Sigrid looked around helplessly, then saw the call bell on the wall beside the woman’s bed. She went over and pushed it. While she waited, she took a shiny white card from her purse and gently pressed it against Barbara’s fingers; first the left hand, then her curled right hand. After the card was carefully tucked into her notebook, she sat holding the sobbing woman’s hands until the nurse came.

“What’s going on?” said Rusty Guillory, when Sigrid emerged. He had managed a couple of hasty pictures of the distrait Barbara Zajdowicz before the nurse closed the door again. “Didja give her a heart attack or something?”

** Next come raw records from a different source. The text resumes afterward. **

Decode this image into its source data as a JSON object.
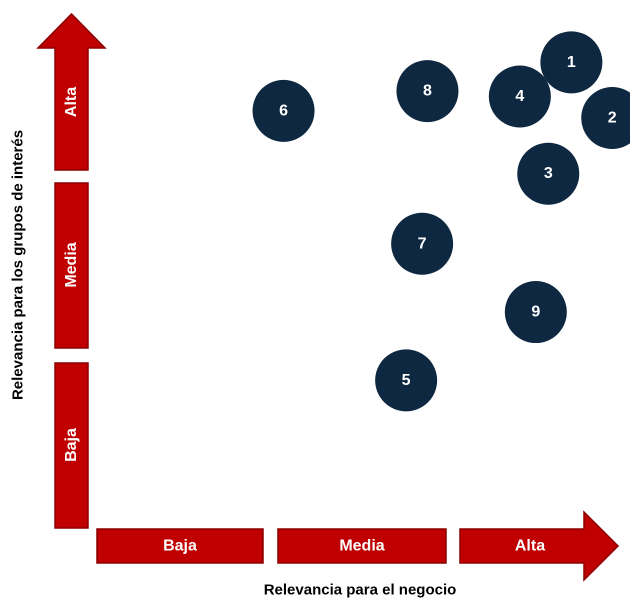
{
  "chart_data": {
    "type": "scatter",
    "xlabel": "Relevancia para el negocio",
    "ylabel": "Relevancia para los grupos de interés",
    "x_levels": [
      "Baja",
      "Media",
      "Alta"
    ],
    "y_levels": [
      "Baja",
      "Media",
      "Alta"
    ],
    "points": [
      {
        "label": "1",
        "x": 2.67,
        "y": 2.77
      },
      {
        "label": "2",
        "x": 2.9,
        "y": 2.46
      },
      {
        "label": "3",
        "x": 2.54,
        "y": 2.15
      },
      {
        "label": "4",
        "x": 2.38,
        "y": 2.58
      },
      {
        "label": "5",
        "x": 1.74,
        "y": 1.0
      },
      {
        "label": "6",
        "x": 1.05,
        "y": 2.5
      },
      {
        "label": "7",
        "x": 1.83,
        "y": 1.76
      },
      {
        "label": "8",
        "x": 1.86,
        "y": 2.61
      },
      {
        "label": "9",
        "x": 2.47,
        "y": 1.38
      }
    ]
  },
  "colors": {
    "band": "#c00000",
    "band_border": "#8b0000",
    "bubble": "#0e2841"
  }
}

A small crowd had gathered in that section of the corridor and as Sigrid’s eyes fell upon Mr. Hogarty, the plump little man looked embarrassed and scuttled away.

“Hey, wait a minute!” called Guillory. “We didn’t finish.”

“Yes, you did,” said Sigrid. “Come on, Guillory. Give it a rest.”

“Then give me a statement,” he countered. “What’d she tell you?”

“She’s confused and unhappy,” Sigrid told him. “She’s had several strokes, her speech is badly slurred and her mind’s not very clear.”

“But you got something out of her. I know you, Lieutenant.”

Sigrid looked at the circle of avid faces that ringed them. Resigned, she said, “Put your coat on and let’s go. You want to make your deadline, don’t you?”

They walked through the now-buzzing corridor. “It’s not much of a story and we’ll probably never know what really happened,” she warned.

“That’s okay,” Guillory said cynically. “Feel free to speculate. I’m going to.”